With regard to the CETA:
The CETA received a qualified audit from the Auditor-General (A-G), on the grounds that there were "significant control weaknesses with regards to the recording of transactions" and other problems related to employee grant expenses and payables.
Under ‘Unauthorized, irregular or fruitless and wasteful expenditure' the A-G also notes that "irregular expenditure to the amount of R92.7 million incurred in 2008 has not been condoned in the current financial year".
With regards to fruitless and wasteful expenditure, the A-G states "fruitless and wasteful expenditure amounting to R1.17 million has not been condoned in the current financial year"
The A-G also cites R7.66 million lost on "irregular expenditure" incurred "due to non-compliance to treasury regulation 16A9.1" and "overspending on approved project budgets".
To make matters worse the report also lists a series of contingent liabilities facing the SETA, including R14.6 million for pending litigations.
With regard to the MAPPP:
The MAPPP received a heavily qualified audit from the A-G. Indeed, there were as many as four points of qualification including: ‘Employer grants and project expenses' (its financial figures were understated and there were accuracy problems), ‘Property plant and equipment' (it failed to properly assess the depreciation of its assets), ‘National skills fund received in advance' (it misallocated funding and overstated the amount available), ‘Reserves' (lack of documentation meant amounts ranging from R245 000 to R1.6 million could not be confirmed).
The report also cites an amount of R7.2 million in irregular expenditure incurred as a result of non-compliance with the Skills Development Act and supply chain management processes.
These findings come against a disastrous history. In 2007 the MAPPP was the subject of a forensic audit, concerning transactions with the service provider CreateSA. That audit found that R9 million was used irregularly. The previous MAPPP board was suspended on allegations of mismanaging a total of R30 million and, in November 2007, it was placed under the administration of auditing firm Price Waterhouse Coopers (PWC), allowing the firm to rewrite its constitution and appoint a new board.
The DA has long argued that the SETA system should be scrapped. SETAs are largely dysfunctional and - as these two reports once again demonstrate - a waste of taxpayer's money.

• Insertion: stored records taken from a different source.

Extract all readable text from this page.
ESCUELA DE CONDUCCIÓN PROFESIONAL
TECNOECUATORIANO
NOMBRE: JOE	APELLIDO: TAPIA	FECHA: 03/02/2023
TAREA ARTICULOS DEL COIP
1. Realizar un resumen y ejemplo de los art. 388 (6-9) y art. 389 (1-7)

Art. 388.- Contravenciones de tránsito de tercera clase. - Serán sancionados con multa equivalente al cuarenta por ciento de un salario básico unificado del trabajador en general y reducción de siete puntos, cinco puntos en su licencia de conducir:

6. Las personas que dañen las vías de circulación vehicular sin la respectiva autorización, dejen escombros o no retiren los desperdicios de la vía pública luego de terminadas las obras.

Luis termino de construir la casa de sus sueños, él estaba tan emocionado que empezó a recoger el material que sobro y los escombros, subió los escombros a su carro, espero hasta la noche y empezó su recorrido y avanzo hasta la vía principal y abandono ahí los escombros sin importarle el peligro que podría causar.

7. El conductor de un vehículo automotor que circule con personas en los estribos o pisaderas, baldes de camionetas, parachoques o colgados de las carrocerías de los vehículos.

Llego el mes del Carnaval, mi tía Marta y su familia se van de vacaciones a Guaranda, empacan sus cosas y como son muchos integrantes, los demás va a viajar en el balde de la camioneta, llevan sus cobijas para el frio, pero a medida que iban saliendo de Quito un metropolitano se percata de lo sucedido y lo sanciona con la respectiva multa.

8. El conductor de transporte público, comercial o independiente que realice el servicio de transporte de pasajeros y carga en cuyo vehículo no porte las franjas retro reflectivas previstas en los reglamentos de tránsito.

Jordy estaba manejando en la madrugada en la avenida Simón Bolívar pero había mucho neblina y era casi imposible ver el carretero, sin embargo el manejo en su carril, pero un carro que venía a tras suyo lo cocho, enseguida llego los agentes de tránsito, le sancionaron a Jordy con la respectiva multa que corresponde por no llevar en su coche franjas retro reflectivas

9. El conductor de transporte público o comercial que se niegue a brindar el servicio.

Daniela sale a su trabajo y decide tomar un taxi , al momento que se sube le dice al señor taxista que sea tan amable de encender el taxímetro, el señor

They are also badly conceived (a result of the ANC's obsession with making the state central to everything) because, more often than not, they do not generate the right skills needed by business who are then obliged to retrain or discount people that have come to them through the SETA system.
The DA believes government should rather offer subsidies to private companies to allow them in turn to offer internships and apprenticeships to young students.